12 de jul. de 2025

A precariedade do afeto

Por Whisner Fraga 

Em A cachorra (Intrínseca, 2020), Pilar Quintana entrega ao leitor um romance de linguagem seca, direta, quase rude, mas que reverbera como o mar que contorna a vila onde a trama se passa: ora tranquilo, ora descontrolado. Nesta narrativa breve, mas intensa, conhecemos Damares, uma mulher que vive em um balneário costeiro da Colômbia, ao lado do companheiro Rogelio e de cães marcados pela violência com que são tratados naquele lar.

 


Ao adotar uma cadela recém-nascida, Damares parece buscar nela o consolo da maternidade negada. No entanto, a relação entre ambas logo se tinge de ambiguidade – a docilidade inicial da cachorra cede lugar a momentos de rebeldia, o que torna insuportável para Damares a experiência de se ver novamente rejeitada pelo afeto que tenta cultivar.
 

Quintana constrói, com impressionante economia de palavras, com um estilo seco e direto, o retrato de uma existência oprimida pela solidão, pela falta de compreensão e pela dureza da sobrevivência. A casa em que vivem, quase em ruínas, simboliza a precariedade de tudo ao redor, enquanto o clima chuvoso, os pernilongos, a lama, reforçam a sensação de degradação física e emocional. Ao mesmo tempo, há um esforço constante para manter tudo limpo e em ordem, como se os donos do imóvel pudessem voltar a qualquer momento. Essa sensação de perigo, de algo que está sempre prestes a acontecer, rondando, essa possibilidade, parece mais importante do que tudo, mais até do que o próprio relacionamento entre Damares e Rogelio.

 

A prosa é crua, sem adornos. Há diálogos curtos, quase sempre ásperos, e uma sensação de violência suspensa paira sobre cada página, como se qualquer gesto pudesse desencadear a ruína final. Damares projeta na cachorra seus desejos mais secretos de afeto e pertencimento, mas o animal, em sua essência livre, parece rejeitar a prisão que a própria mulher escolheu para si. É mais uma contradição.

 

A cachorra extrai carinho das mãos grandes e calejadas de Damares. Nestes momentos de aparente compreensão, as duas tecem um universo delas, de cumplicidade, de empatia, mas também de medo. Todos sabem que o extinto de sobrevivência é muito mais forte do que a compaixão, do que a amizade.

 

A cachorra, em sua simplicidade enganosa, deixa marcas profundas no leitor, como sempre acontece após a leitura de um bom livro. Pilar Quintana apresenta personagens cuja humanidade transparece justamente em seus aspectos mais brutais, mostrando que, sob a crosta da violência e do egoísmo, pulsa sempre a carência, a necessidade profunda que o ser humano tem de ser amado e compreendido. Um livro marcante, de uma escritora que merece maior atenção do público brasileiro.

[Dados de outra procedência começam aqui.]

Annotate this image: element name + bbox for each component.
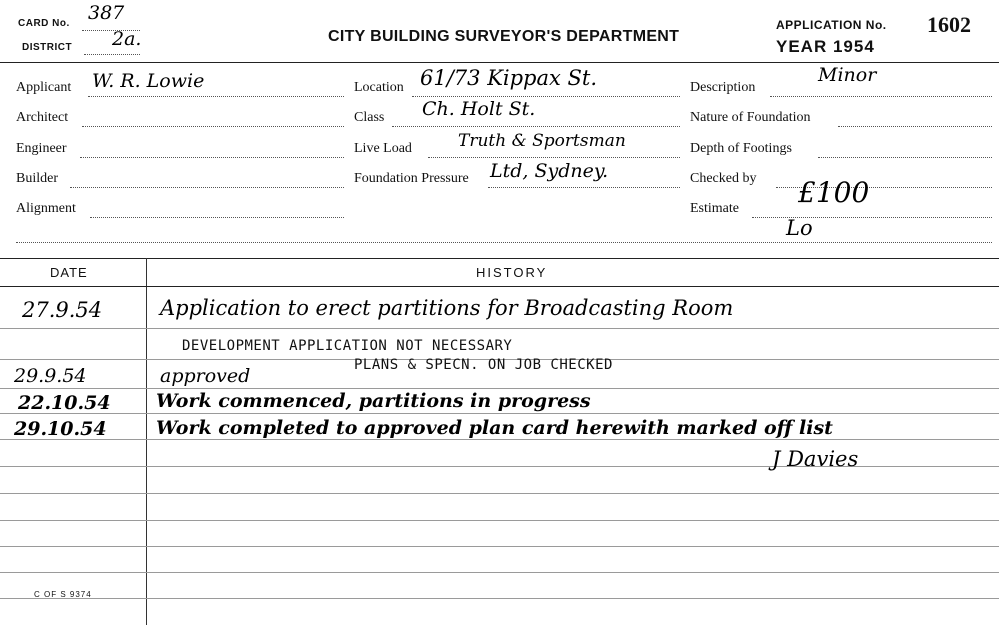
class-value: Ch. Holt St. — [422, 98, 536, 120]
history-date: 29.9.54 — [14, 365, 87, 387]
history-rule — [0, 493, 999, 494]
foundation-pressure-value: Ltd, Sydney. — [490, 160, 609, 182]
live-load-label: Live Load — [354, 141, 412, 156]
alignment-label: Alignment — [16, 201, 76, 216]
history-rule — [0, 520, 999, 521]
nature-of-foundation-label: Nature of Foundation — [690, 110, 811, 125]
plans-checked-stamp: PLANS & SPECN. ON JOB CHECKED — [354, 357, 613, 373]
foundation-pressure-label: Foundation Pressure — [354, 171, 469, 186]
district-line — [84, 54, 140, 55]
description-line — [770, 96, 992, 97]
location-value: 61/73 Kippax St. — [420, 66, 598, 90]
estimate-note: Lo — [786, 216, 813, 240]
builder-label: Builder — [16, 171, 58, 186]
history-text: approved — [160, 365, 251, 387]
history-rule — [0, 598, 999, 599]
form-code: C OF S 9374 — [34, 590, 92, 599]
fields-spare-line — [16, 242, 992, 243]
nature-of-foundation-line — [838, 126, 992, 127]
history-rule — [0, 328, 999, 329]
district-value: 2a. — [112, 28, 142, 50]
date-column-divider — [146, 258, 147, 625]
builder-line — [70, 187, 344, 188]
history-text: Work commenced, partitions in progress — [156, 390, 591, 412]
engineer-label: Engineer — [16, 141, 67, 156]
application-no-label: APPLICATION No. — [776, 18, 887, 32]
description-value: Minor — [818, 64, 877, 86]
estimate-value: £100 — [798, 176, 870, 209]
history-date: 27.9.54 — [22, 298, 103, 322]
class-line — [392, 126, 680, 127]
estimate-label: Estimate — [690, 201, 739, 216]
applicant-value: W. R. Lowie — [92, 70, 205, 92]
history-rule — [0, 439, 999, 440]
live-load-value: Truth & Sportsman — [458, 131, 626, 151]
foundation-pressure-line — [488, 187, 680, 188]
development-stamp: DEVELOPMENT APPLICATION NOT NECESSARY — [182, 338, 513, 354]
architect-label: Architect — [16, 110, 69, 125]
history-rule — [0, 413, 999, 414]
history-text: Application to erect partitions for Broadcasting Room — [160, 296, 734, 320]
history-date: 29.10.54 — [14, 418, 107, 440]
depth-of-footings-line — [818, 157, 992, 158]
department-title: CITY BUILDING SURVEYOR'S DEPARTMENT — [328, 28, 680, 45]
application-no-value: 1602 — [927, 12, 971, 37]
depth-of-footings-label: Depth of Footings — [690, 141, 792, 156]
location-label: Location — [354, 80, 404, 95]
location-line — [412, 96, 680, 97]
history-date: 22.10.54 — [18, 392, 111, 414]
history-rule — [0, 546, 999, 547]
applicant-line — [88, 96, 344, 97]
card-no-label: CARD No. — [18, 18, 70, 29]
header-rule — [0, 62, 999, 63]
card-no-value: 387 — [88, 2, 125, 24]
district-label: DISTRICT — [22, 42, 73, 53]
alignment-line — [90, 217, 344, 218]
history-rule — [0, 388, 999, 389]
history-header: HISTORY — [476, 265, 548, 280]
engineer-line — [80, 157, 344, 158]
application-year: YEAR 1954 — [776, 37, 875, 56]
history-header-rule — [0, 286, 999, 287]
description-label: Description — [690, 80, 756, 95]
history-rule — [0, 572, 999, 573]
live-load-line — [428, 157, 680, 158]
checked-by-label: Checked by — [690, 171, 757, 186]
signature: J Davies — [772, 447, 859, 471]
history-text: Work completed to approved plan card herewith marked off list — [156, 417, 833, 439]
architect-line — [82, 126, 344, 127]
applicant-label: Applicant — [16, 80, 72, 95]
class-label: Class — [354, 110, 385, 125]
history-top-rule — [0, 258, 999, 259]
date-header: DATE — [50, 265, 88, 280]
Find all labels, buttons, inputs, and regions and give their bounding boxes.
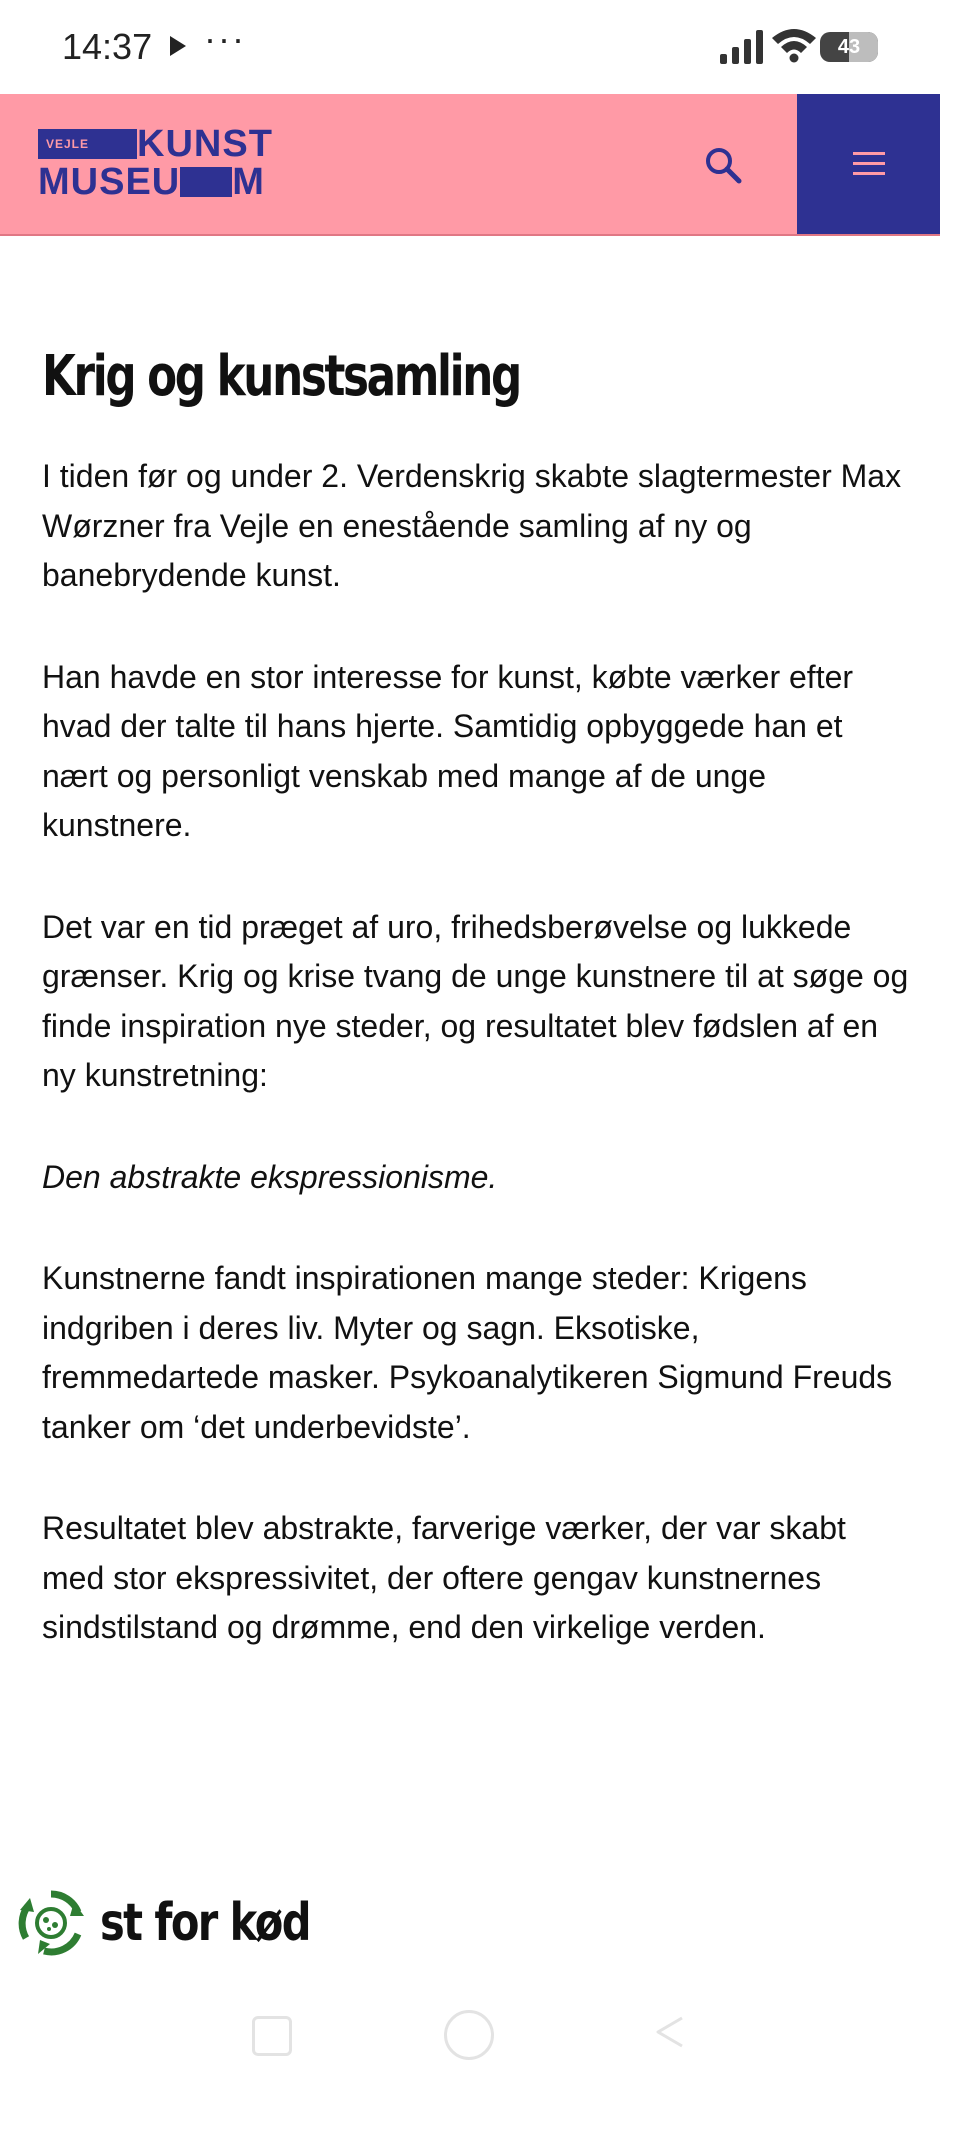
floating-widget-label: st for kød (100, 1893, 310, 1953)
article-paragraph: Han havde en stor interesse for kunst, købte værker efter hvad der talte til hans hjerte. Samtidig opbyggede han et nært og personligt venskab med mange af de unge kunstnere. (42, 658, 854, 843)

Whisner Fraga é mineiro de Ituiutaba. Autor dos livros usufruto de demônios (Ofícios Terrestres, contos, 2022, finalista do Prêmio Jabuti), usufruto de ruínas (Ofícios Terrestres, contos, 2023), as fomes inaugurais (Sinete, contos, 2024), entre outros. Teve contos traduzidos para o inglês, árabe e alemão. É responsável pelo canal “Acontece nos livros”, no YouTube, em que fala sobre obras da literatura brasileira.